Typical features of the lesions include:

  • teardrop shape – the lesions resemble drops of water (hence the name "guttata"),
  • pink or red color – resulting from the ongoing inflammatory process,
  • presence of a fine scale – superficial scaling of the epidermis,
  • symmetrical distribution – particularly on the trunk, back, chest, and limbs,
  • sudden eruption of lesions – often within a few days.

Lesions less commonly involve the face, hands, and feet, which distinguishes this form from other varieties of psoriasis. Pruritus may occur, but it is usually of moderate intensity.

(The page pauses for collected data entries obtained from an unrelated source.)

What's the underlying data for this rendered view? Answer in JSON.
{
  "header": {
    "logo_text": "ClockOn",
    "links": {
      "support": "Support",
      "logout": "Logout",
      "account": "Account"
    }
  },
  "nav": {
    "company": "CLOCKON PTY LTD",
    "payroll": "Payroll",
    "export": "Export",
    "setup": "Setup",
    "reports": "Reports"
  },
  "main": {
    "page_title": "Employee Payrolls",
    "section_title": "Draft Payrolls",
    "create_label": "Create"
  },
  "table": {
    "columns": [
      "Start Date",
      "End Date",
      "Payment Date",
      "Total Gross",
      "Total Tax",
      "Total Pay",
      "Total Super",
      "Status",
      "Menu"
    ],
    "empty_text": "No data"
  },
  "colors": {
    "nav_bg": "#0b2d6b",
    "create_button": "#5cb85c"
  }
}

In the dermoscopic and histopathological picture, features typical of psoriasis are observed:

  • parakeratosis (disorder of epidermal keratinization),
  • acanthosis (thickening of the epidermis),
  • elongation of rete ridges,
  • inflammatory infiltrate in the dermis.

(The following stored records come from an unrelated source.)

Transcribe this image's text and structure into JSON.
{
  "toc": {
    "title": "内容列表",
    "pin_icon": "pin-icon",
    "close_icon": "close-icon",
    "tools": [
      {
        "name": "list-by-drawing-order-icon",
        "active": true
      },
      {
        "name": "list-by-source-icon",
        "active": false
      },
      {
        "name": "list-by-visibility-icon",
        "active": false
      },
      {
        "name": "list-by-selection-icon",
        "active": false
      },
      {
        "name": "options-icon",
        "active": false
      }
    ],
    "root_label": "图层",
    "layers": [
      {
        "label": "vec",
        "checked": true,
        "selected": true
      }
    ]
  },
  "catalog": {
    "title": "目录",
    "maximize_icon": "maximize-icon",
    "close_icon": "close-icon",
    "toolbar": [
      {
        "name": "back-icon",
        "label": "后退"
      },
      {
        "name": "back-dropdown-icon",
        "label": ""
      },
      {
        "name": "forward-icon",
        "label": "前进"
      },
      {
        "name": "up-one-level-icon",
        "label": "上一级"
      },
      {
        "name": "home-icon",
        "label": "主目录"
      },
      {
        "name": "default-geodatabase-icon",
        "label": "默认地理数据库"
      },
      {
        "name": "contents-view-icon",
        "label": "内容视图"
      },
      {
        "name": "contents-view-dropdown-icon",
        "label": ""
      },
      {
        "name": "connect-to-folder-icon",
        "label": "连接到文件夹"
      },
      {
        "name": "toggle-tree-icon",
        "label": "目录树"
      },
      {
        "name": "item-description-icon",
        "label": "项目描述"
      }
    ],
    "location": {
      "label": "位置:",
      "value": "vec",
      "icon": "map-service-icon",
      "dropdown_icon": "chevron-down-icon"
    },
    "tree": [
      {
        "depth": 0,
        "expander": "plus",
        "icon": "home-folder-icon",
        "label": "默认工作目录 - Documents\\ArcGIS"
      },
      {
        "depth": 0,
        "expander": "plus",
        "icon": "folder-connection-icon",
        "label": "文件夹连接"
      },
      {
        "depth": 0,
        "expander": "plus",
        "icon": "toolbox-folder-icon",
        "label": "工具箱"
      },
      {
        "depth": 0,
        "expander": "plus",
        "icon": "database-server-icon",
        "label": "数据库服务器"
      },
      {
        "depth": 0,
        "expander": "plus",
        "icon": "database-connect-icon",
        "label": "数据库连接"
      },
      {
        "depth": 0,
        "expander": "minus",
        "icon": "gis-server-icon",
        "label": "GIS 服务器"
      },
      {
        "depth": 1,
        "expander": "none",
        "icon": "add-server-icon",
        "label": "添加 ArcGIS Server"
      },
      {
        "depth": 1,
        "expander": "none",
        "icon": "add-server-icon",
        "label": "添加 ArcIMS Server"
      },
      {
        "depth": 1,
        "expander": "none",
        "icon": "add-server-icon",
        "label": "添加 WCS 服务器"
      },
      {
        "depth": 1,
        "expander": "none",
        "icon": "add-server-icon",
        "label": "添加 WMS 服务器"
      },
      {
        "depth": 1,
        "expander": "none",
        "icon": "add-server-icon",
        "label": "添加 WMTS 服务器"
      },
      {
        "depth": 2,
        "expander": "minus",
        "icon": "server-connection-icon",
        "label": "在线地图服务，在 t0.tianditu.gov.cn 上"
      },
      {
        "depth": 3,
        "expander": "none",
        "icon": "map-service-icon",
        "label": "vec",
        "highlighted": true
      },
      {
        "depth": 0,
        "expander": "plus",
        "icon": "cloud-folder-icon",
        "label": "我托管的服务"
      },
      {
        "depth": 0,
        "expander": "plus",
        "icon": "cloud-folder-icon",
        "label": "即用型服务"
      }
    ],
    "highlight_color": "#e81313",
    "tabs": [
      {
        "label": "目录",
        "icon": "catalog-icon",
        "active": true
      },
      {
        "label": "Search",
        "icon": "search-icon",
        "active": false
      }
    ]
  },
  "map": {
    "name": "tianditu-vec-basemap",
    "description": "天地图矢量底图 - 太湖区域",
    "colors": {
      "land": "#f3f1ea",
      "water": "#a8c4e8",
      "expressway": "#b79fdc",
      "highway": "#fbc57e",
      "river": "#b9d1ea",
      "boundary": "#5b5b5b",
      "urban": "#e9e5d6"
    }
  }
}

An important diagnostic element is the temporal relationship with an infection, especially:

  • streptococcal pharyngitis (strep throat),
  • pharyngitis,
  • upper respiratory tract infections.

In many patients, the lesions resolve spontaneously within a few weeks or months; however, in some, recurrences occur or the condition progresses into plaque psoriasis.

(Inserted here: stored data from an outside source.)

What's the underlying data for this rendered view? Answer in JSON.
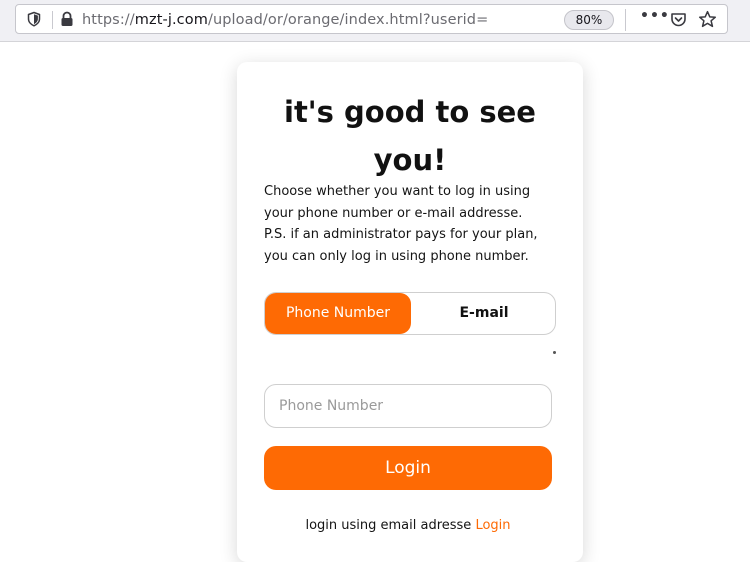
{
  "browser": {
    "url_prefix": "https://",
    "url_host": "mzt-j.com",
    "url_path": "/upload/or/orange/index.html?userid=",
    "zoom": "80%",
    "more_label": "•••"
  },
  "card": {
    "title_line1": "it's good to see",
    "title_line2": "you!",
    "description_lines": [
      "Choose whether you want to log in using",
      "your phone number or e-mail addresse.",
      "P.S. if an administrator pays for your plan,",
      "you can only log in using phone number."
    ],
    "toggle": {
      "phone_label": "Phone Number",
      "email_label": "E-mail",
      "selected": "Phone Number"
    },
    "phone_input": {
      "placeholder": "Phone Number",
      "value": ""
    },
    "login_button": "Login",
    "alt_text": "login using email adresse",
    "alt_link": "Login"
  },
  "colors": {
    "accent": "#fe6a04",
    "text": "#111111",
    "border": "#cfcfcf"
  },
  "icons": [
    "shield-icon",
    "lock-icon",
    "pocket-icon",
    "star-icon",
    "more-icon"
  ]
}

Guttate psoriasis – treatment

Treatment of guttate psoriasis depends on the severity of the lesions, the patient's age, and the presence of triggering factors. In many cases, the disease is self-limiting; however, proper therapy accelerates the resolution of lesions and reduces the risk of recurrence.

 

General management

 

The basis is the identification and elimination of the triggering factor, especially bacterial infection. In the case of a confirmed streptococcal infection, the following are used:

  • antibiotic therapy (e.g., penicillins or cephalosporins),
  • treatment of infection foci (e.g., tonsils).

 

Additionally, it is recommended to:

  • avoid stress,
  • ensure proper skin care,
  • use emollients that restore the epidermal barrier.

 

Topical treatment

 

In mild and moderate cases, topical therapy is the mainstay:

  • glucocorticosteroids – anti-inflammatory and immunosuppressive action,
  • vitamin D₃ analogs (calcipotriol) – regulation of keratinocyte proliferation,
  • keratolytic preparations (e.g., salicylic acid) – scale reduction,
  • tars and coal tar preparations – anti-proliferative and anti-inflammatory action.

 

Phototherapy

 

One of the most effective methods for treating guttate psoriasis is phototherapy:

  • UVB 311 nm (narrowband UVB) – inhibition of excessive skin cell proliferation,
  • PUVA (psoralen + UVA) – used in more severe cases.

 

The mechanism of action is based on:

  • modulation of the immune response,
  • reduction of T lymphocyte activity,
  • reduction of inflammation.

 

Systemic treatment

 

In severe cases or cases resistant to topical treatment, systemic treatment is used:

  • methotrexate – an immunosuppressive drug,
  • cyclosporine – inhibition of T lymphocyte activity,
  • retinoids (acitretin) – regulation of epidermal differentiation.

 

Biological drugs, which act selectively on specific pro-inflammatory cytokines (e.g., TNF-α, IL-17, IL-23), are also becoming increasingly important. However, this therapy is reserved for severe forms of the disease.

 

Supportive therapies and procedures

 

Modern dermatology and aesthetic medicine offer methods that support treatment and improve skin quality:

  • LED light therapies – anti-inflammatory and regenerative action,
  • procedures using radiofrequency (RF) – improvement of microcirculation and skin regeneration,
  • needle and microneedle mesotherapy – support for skin reconstruction,
  • regenerative therapies (e.g., platelet-rich plasma) – stimulation of repair processes.

 

Although they do not constitute a causal treatment for psoriasis, they can support the skin regeneration process and improve its condition after the lesions have resolved.

 

Prognosis

 

Guttate psoriasis often has a favorable prognosis:

  • in many patients, the lesions resolve completely,
  • recurrences are possible, especially after subsequent infections,
  • in some patients, a chronic form of psoriasis develops.

 

Early implementation of treatment and elimination of triggering factors significantly improve the course of the disease.